500,000 more Sinovac shots arrive ahead of D-day

500,000 more Sinovac shots arrive ahead of D-day

Vaccine supplies are enough, say officials, while some hospitals have doubts

A woman receives her second Covid-19 dose while holding a sign that reads
A woman receives her second Covid-19 dose while holding a sign that reads "I've got 2 shots" at a market in Pathum Thani on Friday. (Photo by Apichit Jinakul)

Thailand has taken delivery of another half a million doses of Covid-19 vaccine manufactured by Sinovac Biotech and donated by Beijing.

The lot brought to 6.5 million doses the total Chinese-made jabs shipped to the country, both paid for by the Thai government and donated by China.

The Chinese Embassy Bangkok posted on its Facebook on Saturday morning that the delivery was the second of donated lots of 500,000 shots each.

In its post, the embassy said Sinovac is a widely used vaccine in the mainland. “From mid-December last year to the end of May, China administered 639 million doses and 316 million were Sinovac,” it read.

On Friday, Beijing announced that the company's CoronaVac vaccine had been approved for emergency use in children as young as three.

Thailand aims to secure 100 million doses of Covid-19 vaccines to cover 50 million, or 70%, of its population by the end of this year.

From Feb 28 to Friday, 4.1 million doses, accounting for 6.3% of the population, had been administered. Of the total, 2.8 million were first doses, or 4.26% of the population, and 1.3 million were second doses (2%).

Of the 100 million doses Thailand plan to buy, 61 million are contracted to be delivered by AstraZeneca. A small batch of 117,000 doses was delivered in late February and 1.8 million more will come next week. More deliveries are due this month for a total of 6 million, with 10 million more doses to be supplied each month until the end of the year.

For Sinovac, 6.5 million doses have been delivered and around 2-3 million doses will be shipped each month until the end of this year.

Talks are  in progress to buy 20 million doses from Pfizer, with delivery expected in the third quarter of this year.

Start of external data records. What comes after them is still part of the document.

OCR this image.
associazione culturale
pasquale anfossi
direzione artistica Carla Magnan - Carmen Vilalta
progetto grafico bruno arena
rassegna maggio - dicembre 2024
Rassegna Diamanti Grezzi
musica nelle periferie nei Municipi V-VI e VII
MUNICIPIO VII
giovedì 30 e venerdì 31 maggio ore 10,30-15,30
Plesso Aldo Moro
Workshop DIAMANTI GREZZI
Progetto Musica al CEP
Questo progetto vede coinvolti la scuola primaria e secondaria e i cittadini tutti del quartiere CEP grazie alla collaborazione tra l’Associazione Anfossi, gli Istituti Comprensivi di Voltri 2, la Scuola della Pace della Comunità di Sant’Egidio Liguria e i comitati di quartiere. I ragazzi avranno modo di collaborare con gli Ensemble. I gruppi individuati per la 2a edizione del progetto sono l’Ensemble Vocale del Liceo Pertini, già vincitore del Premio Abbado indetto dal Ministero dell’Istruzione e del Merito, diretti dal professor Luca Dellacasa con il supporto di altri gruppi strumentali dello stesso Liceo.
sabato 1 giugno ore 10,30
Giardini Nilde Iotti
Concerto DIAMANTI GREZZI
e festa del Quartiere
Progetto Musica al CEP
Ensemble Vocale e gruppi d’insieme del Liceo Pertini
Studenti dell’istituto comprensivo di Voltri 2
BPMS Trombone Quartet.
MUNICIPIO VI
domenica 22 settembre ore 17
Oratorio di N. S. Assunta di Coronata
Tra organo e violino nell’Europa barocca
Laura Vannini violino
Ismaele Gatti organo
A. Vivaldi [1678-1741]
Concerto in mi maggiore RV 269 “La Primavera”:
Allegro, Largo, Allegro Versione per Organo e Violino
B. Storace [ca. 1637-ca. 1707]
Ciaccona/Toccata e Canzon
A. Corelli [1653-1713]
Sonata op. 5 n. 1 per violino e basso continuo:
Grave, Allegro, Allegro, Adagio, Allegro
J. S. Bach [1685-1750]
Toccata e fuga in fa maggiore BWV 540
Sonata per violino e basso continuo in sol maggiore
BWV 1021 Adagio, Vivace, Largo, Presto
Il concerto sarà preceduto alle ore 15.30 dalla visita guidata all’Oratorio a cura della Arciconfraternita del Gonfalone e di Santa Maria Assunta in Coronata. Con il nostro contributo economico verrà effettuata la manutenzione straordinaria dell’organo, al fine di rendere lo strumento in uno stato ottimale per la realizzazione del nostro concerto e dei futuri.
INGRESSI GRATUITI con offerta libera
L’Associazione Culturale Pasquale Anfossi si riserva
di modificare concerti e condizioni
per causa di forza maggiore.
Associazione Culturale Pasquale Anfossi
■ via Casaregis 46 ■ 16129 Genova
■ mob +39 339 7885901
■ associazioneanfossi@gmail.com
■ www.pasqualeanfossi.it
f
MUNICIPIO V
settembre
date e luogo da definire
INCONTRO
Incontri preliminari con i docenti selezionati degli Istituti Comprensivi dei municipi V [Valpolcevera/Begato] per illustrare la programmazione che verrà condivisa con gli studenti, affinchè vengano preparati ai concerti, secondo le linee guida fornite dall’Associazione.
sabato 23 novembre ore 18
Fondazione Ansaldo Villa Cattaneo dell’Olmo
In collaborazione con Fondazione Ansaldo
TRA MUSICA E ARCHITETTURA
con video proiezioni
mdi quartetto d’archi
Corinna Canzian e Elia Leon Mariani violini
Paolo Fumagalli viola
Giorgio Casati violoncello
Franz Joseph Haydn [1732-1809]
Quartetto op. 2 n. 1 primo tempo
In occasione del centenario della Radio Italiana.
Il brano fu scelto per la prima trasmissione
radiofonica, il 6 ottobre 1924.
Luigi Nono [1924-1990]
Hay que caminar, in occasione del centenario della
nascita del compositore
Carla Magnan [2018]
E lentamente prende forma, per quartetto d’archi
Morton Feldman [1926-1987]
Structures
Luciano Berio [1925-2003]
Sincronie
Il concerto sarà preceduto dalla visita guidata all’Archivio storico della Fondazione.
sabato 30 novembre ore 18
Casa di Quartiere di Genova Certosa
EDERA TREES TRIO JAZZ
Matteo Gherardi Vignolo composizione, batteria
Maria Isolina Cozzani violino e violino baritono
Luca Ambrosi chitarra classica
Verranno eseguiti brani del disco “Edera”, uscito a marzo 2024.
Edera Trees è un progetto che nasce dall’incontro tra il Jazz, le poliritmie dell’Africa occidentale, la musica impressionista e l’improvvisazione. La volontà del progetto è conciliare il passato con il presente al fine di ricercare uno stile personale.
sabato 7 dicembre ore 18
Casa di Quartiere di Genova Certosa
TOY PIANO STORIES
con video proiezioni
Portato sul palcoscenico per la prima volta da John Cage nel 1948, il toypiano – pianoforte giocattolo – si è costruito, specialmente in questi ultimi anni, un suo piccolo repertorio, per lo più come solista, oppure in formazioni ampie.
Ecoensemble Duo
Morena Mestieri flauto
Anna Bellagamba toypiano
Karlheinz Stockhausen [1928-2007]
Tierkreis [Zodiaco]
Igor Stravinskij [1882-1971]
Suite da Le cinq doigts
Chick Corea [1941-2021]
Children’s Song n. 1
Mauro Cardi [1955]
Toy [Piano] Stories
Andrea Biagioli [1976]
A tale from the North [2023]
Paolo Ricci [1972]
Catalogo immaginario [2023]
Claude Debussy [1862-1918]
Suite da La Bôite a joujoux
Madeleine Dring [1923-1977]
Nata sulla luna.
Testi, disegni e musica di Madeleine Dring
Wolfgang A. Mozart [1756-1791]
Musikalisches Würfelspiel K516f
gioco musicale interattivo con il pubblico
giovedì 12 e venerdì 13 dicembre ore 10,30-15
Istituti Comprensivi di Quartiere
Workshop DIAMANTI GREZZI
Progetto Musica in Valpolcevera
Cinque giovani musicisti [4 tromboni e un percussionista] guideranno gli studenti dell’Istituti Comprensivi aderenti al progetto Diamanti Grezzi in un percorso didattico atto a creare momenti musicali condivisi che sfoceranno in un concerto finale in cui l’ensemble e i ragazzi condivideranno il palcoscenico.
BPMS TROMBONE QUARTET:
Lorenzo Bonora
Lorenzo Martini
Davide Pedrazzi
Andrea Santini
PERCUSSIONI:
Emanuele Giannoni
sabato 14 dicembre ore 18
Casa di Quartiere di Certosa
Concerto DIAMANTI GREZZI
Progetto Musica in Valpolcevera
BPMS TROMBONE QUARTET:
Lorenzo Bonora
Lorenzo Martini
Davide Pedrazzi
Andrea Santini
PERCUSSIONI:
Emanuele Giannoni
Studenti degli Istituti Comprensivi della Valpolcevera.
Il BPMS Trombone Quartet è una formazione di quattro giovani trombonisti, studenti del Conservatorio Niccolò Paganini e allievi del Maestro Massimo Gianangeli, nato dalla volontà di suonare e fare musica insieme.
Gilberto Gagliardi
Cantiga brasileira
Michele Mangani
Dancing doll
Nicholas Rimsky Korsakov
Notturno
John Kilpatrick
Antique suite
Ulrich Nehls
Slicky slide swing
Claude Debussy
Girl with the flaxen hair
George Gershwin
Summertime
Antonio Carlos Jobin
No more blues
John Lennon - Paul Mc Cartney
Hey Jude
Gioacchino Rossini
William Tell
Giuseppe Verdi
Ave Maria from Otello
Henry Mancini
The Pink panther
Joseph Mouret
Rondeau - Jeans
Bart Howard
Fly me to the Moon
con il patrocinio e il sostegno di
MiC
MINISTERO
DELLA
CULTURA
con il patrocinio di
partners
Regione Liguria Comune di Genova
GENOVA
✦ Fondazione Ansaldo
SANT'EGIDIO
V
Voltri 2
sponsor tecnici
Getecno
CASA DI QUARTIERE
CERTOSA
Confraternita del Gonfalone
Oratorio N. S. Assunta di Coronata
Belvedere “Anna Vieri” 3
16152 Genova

Authorities are also in talks to buy 5 million doses of Johnson & Johnson vaccine, with delivery estimated in the fourth quarter.

Mor Mai Prom?

Meanwhile, several hospitals, especially in the provinces, have delayed or rescheduled vaccinations for people who have registered through the Mor Prom app. They claimed to have been allocated far fewer shots than expected.

The Centre for Covid-19 Situation Administration and the Bangkok Metropolitan Administration are insisting that all people who had successfully registered through Mor Prom would definitely get AstraZeneca shots as scheduled, starting Monday.

Kiatiphum Wongrachit, permanent secretary of the Public Health Ministry, said 240,000 doses of AstraZeneca were being sent to the provinces at the average rate of 3,600 doses each.

“This is just the first lot. Another 1.8 million doses made in Thailand will be gradually sent throughout this month,” he said.

Besides, he said, more Sinovac shots will also be distributed nationwide to supplement the mass vaccination drive beginning Monday. 

Relief in order

As vaccination is rolling out on a large scale, the National Health Security Office (NHSO) has announced financial aid for those suffering undesirable effects from the vaccines.

It will pay up to 400,000 baht in the case of death or permanent disabilities, 240,000 for organ losses or disabilities and 100,000 baht for undesirable or chronic symptoms.

NHSO secretary-general Jadej Thammatach-aree said the compensation was immediate relief — victims do not need to wait until an investigation concludes whether their symptoms are related to the vaccines or not.

This is unlike vaccine insurance policies offered by the private sector where doctors need to confirm whether the symptoms are caused by vaccines before payouts can be made. To date, there have been no cases that doctors have confirmed were caused by the vaccines.

“If anyone suspects they have developed symptoms that could be related to vaccines, they could apply for the aid, without further medical proof,” he said.

The financial relief will be paid five days after one of 13 subcommittees set up nationwide to monitor vaccinations makes the decision .

“Even when it is proved later that the damage was not caused by vaccines, we won’t ask them to pay us back.”

To date, he said, 260 people have applied and 162 have been paid. Most of the cases involved numbness after being vaccinated.